1- One of the primary metrics used to grade schools will be their "value-added" test scores; meaning that the growth or decline in scores for students enrolled at each school from one year to next. Yet the state tests are given in January (ELA) and March (math). Thus for ELA, there will be only half a year of learning for each grade in each school. Even in March you're not getting a full year's worth of learning.
2- It is well known that poor students lose more learning over the summer. Thus most experts believe that if you're going to do value-added measures to assess the learning taking place in the school, students should be tested at the beginning and the end of the year. The method the DOE is using could easily unfairly penalize schools with large numbers of poor children. DOE says they are controlling for the demographic background of students in elementary schools, but not in middle or high schools.
3- There is tremendous volatility and randomness in year to year test scores at the school level - which means that if the school's grade is based on one year's performance alone, the statistical error is large enough to make the results unreliable. That's why so many schools that get bonuses based on their test scores in states throughout the country rarely repeat.
4- The peer schools that schools will be compared with in order to determine grades are based on student test scores and demographics alone, and do not take account widely unequal school inputs like class size, overcrowding etc. which despite the arguments of DOE, are largely out of the control of individual schools. In fact, since Tweed continues to control enrollment, schools and principals are being judged based upon very different conditions and ability to succeed, leading to even more instability and turnover at the large overcrowded schools that continue to educate our neediest students.
5- The whole purpose of the accountability system as it is currently designed is basically punitive - even if the school grades were reliable, the administration doesn’t intend to use results either to help low-performing schools improve, for example, by giving them more resources or help them learn how to emulate more effective schools; but simply as a tool to decide which principals should be fired, and which schools should be closed. This will lead to more turnover and churning at our low-performing schools.
6- Many experts, such as Bob Tobias, former head of testing at DOE, say that because of the large standard error, or natural variability mentioned above, the interim assessments to be given five to six times a year cannot reliably measure short term gains in learning—which means much of the data churned out by ARIS will be garbage and all the expense and time taken up by the tests and the “data inquiry” teams in each school will be wasted.

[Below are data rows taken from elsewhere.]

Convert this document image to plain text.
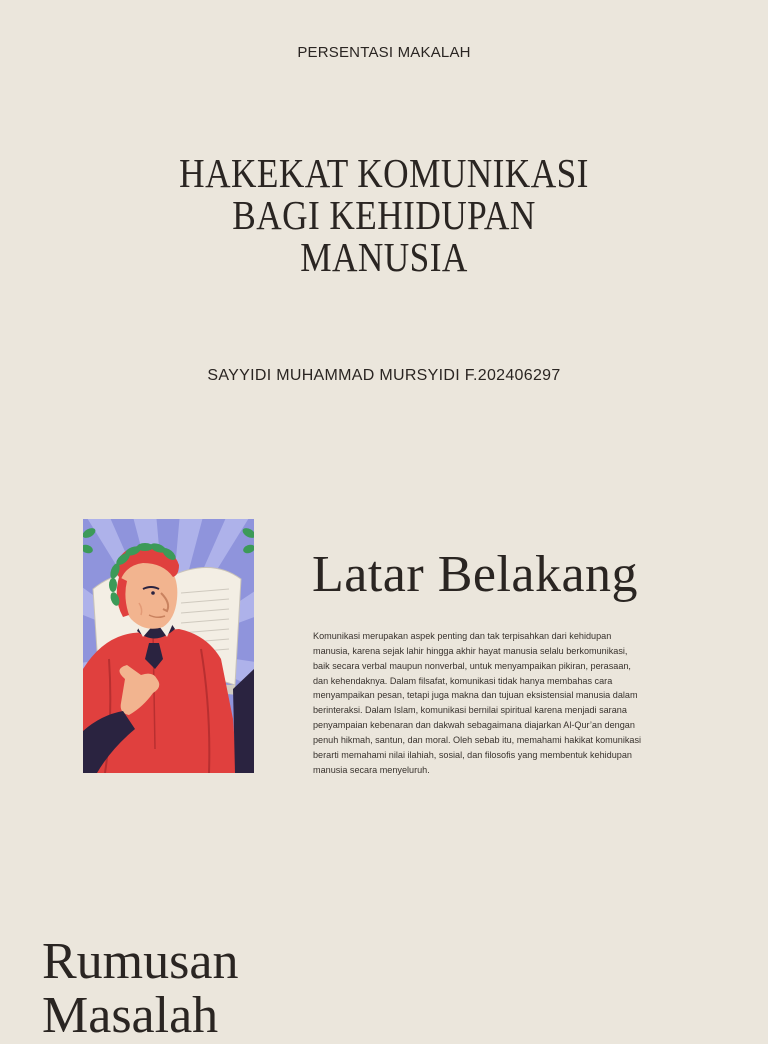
PERSENTASI MAKALAH
HAKEKAT KOMUNIKASI
BAGI KEHIDUPAN
MANUSIA
SAYYIDI MUHAMMAD MURSYIDI F.202406297
Latar Belakang

Komunikasi merupakan aspek penting dan tak terpisahkan dari kehidupan manusia, karena sejak lahir hingga akhir hayat manusia selalu berkomunikasi, baik secara verbal maupun nonverbal, untuk menyampaikan pikiran, perasaan, dan kehendaknya. Dalam filsafat, komunikasi tidak hanya membahas cara menyampaikan pesan, tetapi juga makna dan tujuan eksistensial manusia dalam berinteraksi. Dalam Islam, komunikasi bernilai spiritual karena menjadi sarana penyampaian kebenaran dan dakwah sebagaimana diajarkan Al-Qur’an dengan penuh hikmah, santun, dan moral. Oleh sebab itu, memahami hakikat komunikasi berarti memahami nilai ilahiah, sosial, dan filosofis yang membentuk kehidupan manusia secara menyeluruh.

Rumusan
Masalah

7-Similarly, many testing experts say that the state tests are not designed (or validated) to do the grade by grade comparisons that the administration intends to use them for. As revealed in today’s Daily News, the difficulty of the state tests varies from year to year considerably – making the validity of these comparisons even more doubtful.
8.- DOE does not intend to measure critical negative student outcomes, no less include them in the accountability system for schools – outcomes that have already become more common– including the numbers. of students discharged to GED programs, long term suspensions, and/or transfers to other schools or sorts of programs. All of these negative consequences have become more common in recent years, and will likely become even more rampant in the future as principals feel even more pressure to improve test scores or risk losing their jobs -- and no school will be held accountable for how many kids are forced out in the process.
9.- By basing so much of the school’s grade on test scores, the incentive on the part of principals and teachers will also increase to cheat.
10- By excluding all other measures of a school’s success, one will not only get a very limited picture of what schools should be attempting to achieve, but the system itself may actually suppress all these other, important aspects of learning and enrichment.